The unlikely source, an intermitant pneumatic cylinder. We have used cylinders on all our robots since 2010 and never had problems but these were long stroke with a “dainty” rod diameter.
The good leason, aquire game pieces and shoot quickly. Shooting 70% of 16 discs is better than shooting 95% of 8 discs.
Funny, I think that if we’d have spent the hours developing a floor pickup system instead of a 30-point climber, we’d have walked away with one or two blue banners this year.
Not having a solution for upside down Frisbees in your hopper before you get to Champs. Of course we lose our first match by 2 points with an upside Frisbee in our hopper. Then at the end of the weekend you realize you missed out on a 8-0 record and #1 seed because of the dreaded upside down Frisbee in your first match. But you can’t change the past so just keep moving forward.
Not designing the robot in CAD (we’re working on making that better for next year)
Spending 3.5 weeks prototyping and sketching designs. - I was very busy with FTC for the first part of the build season, so I wasn’t able to be around for a lot of those meetings, but I attended kickoff, and our post-kickoff brainstorm, and that went very well, but I came back over halfway through the build season, and we barely had a drivetrain!

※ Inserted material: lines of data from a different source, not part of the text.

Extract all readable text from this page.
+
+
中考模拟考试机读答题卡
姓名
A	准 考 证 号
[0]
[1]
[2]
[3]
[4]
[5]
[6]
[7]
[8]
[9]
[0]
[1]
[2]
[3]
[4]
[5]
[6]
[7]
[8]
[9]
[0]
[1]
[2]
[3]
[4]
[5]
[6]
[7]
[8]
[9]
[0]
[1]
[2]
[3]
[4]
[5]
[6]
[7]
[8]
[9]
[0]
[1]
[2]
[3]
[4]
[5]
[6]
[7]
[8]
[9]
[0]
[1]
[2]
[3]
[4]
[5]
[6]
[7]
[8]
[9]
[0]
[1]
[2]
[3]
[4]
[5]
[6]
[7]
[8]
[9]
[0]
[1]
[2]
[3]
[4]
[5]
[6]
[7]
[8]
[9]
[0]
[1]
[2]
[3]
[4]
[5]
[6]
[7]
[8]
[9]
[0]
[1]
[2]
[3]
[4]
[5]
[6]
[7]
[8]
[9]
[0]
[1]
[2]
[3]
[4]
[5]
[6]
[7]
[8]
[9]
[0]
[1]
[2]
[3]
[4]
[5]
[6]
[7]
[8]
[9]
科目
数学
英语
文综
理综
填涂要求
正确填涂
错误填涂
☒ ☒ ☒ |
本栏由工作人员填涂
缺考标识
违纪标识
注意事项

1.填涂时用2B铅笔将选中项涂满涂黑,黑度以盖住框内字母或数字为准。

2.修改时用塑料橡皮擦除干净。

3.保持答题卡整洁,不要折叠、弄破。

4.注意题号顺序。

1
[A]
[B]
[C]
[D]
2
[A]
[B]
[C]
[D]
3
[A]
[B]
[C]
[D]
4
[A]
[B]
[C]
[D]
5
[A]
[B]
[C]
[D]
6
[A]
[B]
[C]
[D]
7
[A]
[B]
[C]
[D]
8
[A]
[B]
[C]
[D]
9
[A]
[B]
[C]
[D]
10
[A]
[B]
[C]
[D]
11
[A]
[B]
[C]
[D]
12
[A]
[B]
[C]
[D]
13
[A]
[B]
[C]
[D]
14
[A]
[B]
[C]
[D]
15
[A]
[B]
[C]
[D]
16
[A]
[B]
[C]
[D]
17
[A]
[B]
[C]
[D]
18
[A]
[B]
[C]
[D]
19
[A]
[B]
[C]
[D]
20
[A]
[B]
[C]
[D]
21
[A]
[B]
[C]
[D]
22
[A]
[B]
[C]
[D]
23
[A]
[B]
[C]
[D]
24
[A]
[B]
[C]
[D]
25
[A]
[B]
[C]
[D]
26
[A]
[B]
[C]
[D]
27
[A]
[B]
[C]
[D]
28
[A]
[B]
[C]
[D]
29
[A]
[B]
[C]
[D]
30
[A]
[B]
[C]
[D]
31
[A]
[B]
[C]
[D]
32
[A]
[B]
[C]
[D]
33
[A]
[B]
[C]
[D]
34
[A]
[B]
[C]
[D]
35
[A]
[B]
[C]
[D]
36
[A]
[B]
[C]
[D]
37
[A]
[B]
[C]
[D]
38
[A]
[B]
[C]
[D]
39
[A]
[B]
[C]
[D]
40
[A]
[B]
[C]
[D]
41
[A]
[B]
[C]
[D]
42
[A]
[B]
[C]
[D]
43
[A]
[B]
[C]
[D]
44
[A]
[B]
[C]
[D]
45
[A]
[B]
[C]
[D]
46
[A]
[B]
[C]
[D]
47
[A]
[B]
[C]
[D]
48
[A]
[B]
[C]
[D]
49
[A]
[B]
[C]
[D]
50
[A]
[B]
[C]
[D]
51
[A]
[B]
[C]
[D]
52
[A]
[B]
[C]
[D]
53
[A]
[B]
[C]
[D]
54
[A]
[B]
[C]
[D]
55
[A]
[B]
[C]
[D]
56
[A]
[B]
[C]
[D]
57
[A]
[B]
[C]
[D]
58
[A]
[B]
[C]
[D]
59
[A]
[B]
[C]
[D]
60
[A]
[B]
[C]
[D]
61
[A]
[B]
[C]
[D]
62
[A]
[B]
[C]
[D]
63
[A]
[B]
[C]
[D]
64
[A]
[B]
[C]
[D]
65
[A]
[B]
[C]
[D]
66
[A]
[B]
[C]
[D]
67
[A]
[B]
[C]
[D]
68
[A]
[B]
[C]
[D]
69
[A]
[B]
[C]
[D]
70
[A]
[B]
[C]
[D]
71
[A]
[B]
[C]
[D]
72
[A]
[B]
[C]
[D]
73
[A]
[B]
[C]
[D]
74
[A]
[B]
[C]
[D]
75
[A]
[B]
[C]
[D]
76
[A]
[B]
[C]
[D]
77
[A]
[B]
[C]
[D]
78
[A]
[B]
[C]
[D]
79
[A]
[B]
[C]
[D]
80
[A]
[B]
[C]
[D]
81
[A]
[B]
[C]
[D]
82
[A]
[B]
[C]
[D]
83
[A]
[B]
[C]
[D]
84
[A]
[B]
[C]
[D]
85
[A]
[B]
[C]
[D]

D:
Building a key piece (our hopper) out of acrylic*, which has a tendency to shatter and break.
Yes the bright orange polycarb looked very, very pretty (especially when we cut ‘FIRST Team 1912 Combustion’ to it) but we took a hammer throw to the wrong place and crack a part, got into some defensive pushes and broke off a piece, etc. Between our three competitions (Bayou, Razorback, CMP) we had four hoppers. Wedneday night of Razorback we were using hotel dollys to bring tool boxes up to one of the rooms to do maintenance. One of the favorite sayings of the pit crew and drive team / one of the most hated sayings by the pit crew and drive team was “Guys, lets change the hopper!” This did however, have a silver lining that JVN would appreciate: it forced us to iterate and therefore, with each event, our hopper improved. On our team, we had never really been able to do that; to test a piece in competition, notice that there could be improvements (like making the feeder slot larger so the human player can feed faster) and making those changes. I think that process helped our students learn to analyze machine features.
Or it might have more to do with the fact that OPR is not an accurate measure of individual robot performance. How much did you actually score per match and how did it compare to the rest of your division?
Not true Ed, there were too many pure cyclers on our field. Our second pick had mecanum but could cycle, full court shoot and block up to 80". Versatility was why they were picked.